The opposition Labour Party transport spokesman argues the $25 million two-lane bridge and 13 other regional roading projects announced in June are an election year lolly scramble.
Phil Twyford claims the government has previously starved the regions of funding for projects like the bridge because of its concentration on urban motorway projects.
“We think it makes sense to build it, it’s a single-lane 1926 bridge that is not only an important tourism route but it also connects a couple of significant residential developments to Queenstown so we think it’s long overdue and should be built.
“If Labour had been the government for the last six years, it almost certainly would have been built already.”
Local National Party candidate Todd Barclay responds: “You can’t move a lot of vehicles across a hypothetical bridge.
“Labour didn’t build it in nine years and they wouldn’t have built it if they had six more.”
Barclay asks how Labour can promise to build the bridge if it wins the election since it’s likely to be dependent on the Green Party which has said it opposes the regional roading package.
“The only party committed to building this bridge in the next three years is National.

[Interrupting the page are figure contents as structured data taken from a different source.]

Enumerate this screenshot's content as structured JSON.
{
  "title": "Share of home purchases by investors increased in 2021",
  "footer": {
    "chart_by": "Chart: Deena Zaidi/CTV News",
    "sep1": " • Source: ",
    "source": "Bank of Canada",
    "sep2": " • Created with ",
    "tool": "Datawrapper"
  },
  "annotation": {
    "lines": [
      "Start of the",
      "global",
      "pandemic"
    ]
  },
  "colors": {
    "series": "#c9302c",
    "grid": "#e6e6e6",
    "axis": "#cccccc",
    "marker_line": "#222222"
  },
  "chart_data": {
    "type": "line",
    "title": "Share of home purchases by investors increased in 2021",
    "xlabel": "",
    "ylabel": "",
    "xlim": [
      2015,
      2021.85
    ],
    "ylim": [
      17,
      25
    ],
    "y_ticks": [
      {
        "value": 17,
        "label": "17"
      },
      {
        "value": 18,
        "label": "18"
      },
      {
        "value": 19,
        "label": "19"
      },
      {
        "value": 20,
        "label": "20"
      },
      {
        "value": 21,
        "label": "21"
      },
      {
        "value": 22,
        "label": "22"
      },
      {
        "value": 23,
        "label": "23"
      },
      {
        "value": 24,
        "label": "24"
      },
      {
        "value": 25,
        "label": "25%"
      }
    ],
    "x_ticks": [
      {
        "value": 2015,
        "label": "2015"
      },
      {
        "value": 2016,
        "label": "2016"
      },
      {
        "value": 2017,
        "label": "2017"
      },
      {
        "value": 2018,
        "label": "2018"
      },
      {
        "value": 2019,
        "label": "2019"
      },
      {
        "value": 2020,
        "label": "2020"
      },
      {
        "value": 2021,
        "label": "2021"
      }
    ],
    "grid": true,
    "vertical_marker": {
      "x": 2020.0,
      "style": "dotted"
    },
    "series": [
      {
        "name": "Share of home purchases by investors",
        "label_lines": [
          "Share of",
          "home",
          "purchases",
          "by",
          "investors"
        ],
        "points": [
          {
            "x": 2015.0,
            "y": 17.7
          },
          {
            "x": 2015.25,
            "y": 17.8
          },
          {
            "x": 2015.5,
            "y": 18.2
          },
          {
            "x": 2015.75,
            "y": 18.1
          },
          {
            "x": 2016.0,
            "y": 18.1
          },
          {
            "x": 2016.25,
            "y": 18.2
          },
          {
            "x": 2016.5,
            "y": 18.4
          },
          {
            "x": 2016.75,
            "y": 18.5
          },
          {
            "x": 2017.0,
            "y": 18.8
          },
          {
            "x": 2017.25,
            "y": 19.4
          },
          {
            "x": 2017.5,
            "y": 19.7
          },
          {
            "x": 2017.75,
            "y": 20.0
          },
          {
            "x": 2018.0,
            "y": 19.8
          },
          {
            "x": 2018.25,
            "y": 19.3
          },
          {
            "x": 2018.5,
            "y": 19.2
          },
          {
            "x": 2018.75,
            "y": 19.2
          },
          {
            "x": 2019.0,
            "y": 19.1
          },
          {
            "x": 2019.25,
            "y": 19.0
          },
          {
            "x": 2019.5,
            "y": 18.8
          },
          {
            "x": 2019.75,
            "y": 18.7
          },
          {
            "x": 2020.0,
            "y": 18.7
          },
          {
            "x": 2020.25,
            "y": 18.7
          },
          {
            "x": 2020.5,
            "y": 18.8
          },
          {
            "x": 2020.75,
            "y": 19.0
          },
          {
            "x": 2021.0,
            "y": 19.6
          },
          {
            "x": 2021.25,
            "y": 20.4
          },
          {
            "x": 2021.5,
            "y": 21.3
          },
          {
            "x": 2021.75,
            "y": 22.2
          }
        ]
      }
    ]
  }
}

“A Labour/Green government won’t deliver.”
Barclay says the $212m roading package also comes from the proceeds of asset sales which Labour and the Greens opposed.
Twyford says while his personal view is the new bridge should be built, “I’m not going to promise you that we’re going to build the bridge in six months or whenever.
“These decisions should be made by officials on the basis of the best economic analysis and what the regions say is their priority.
“I don’t believe that politicians should be walking around the country dishing out lollies as political favours.
“That’s not the way we should be spending our $4 billion-a-year transport budget.”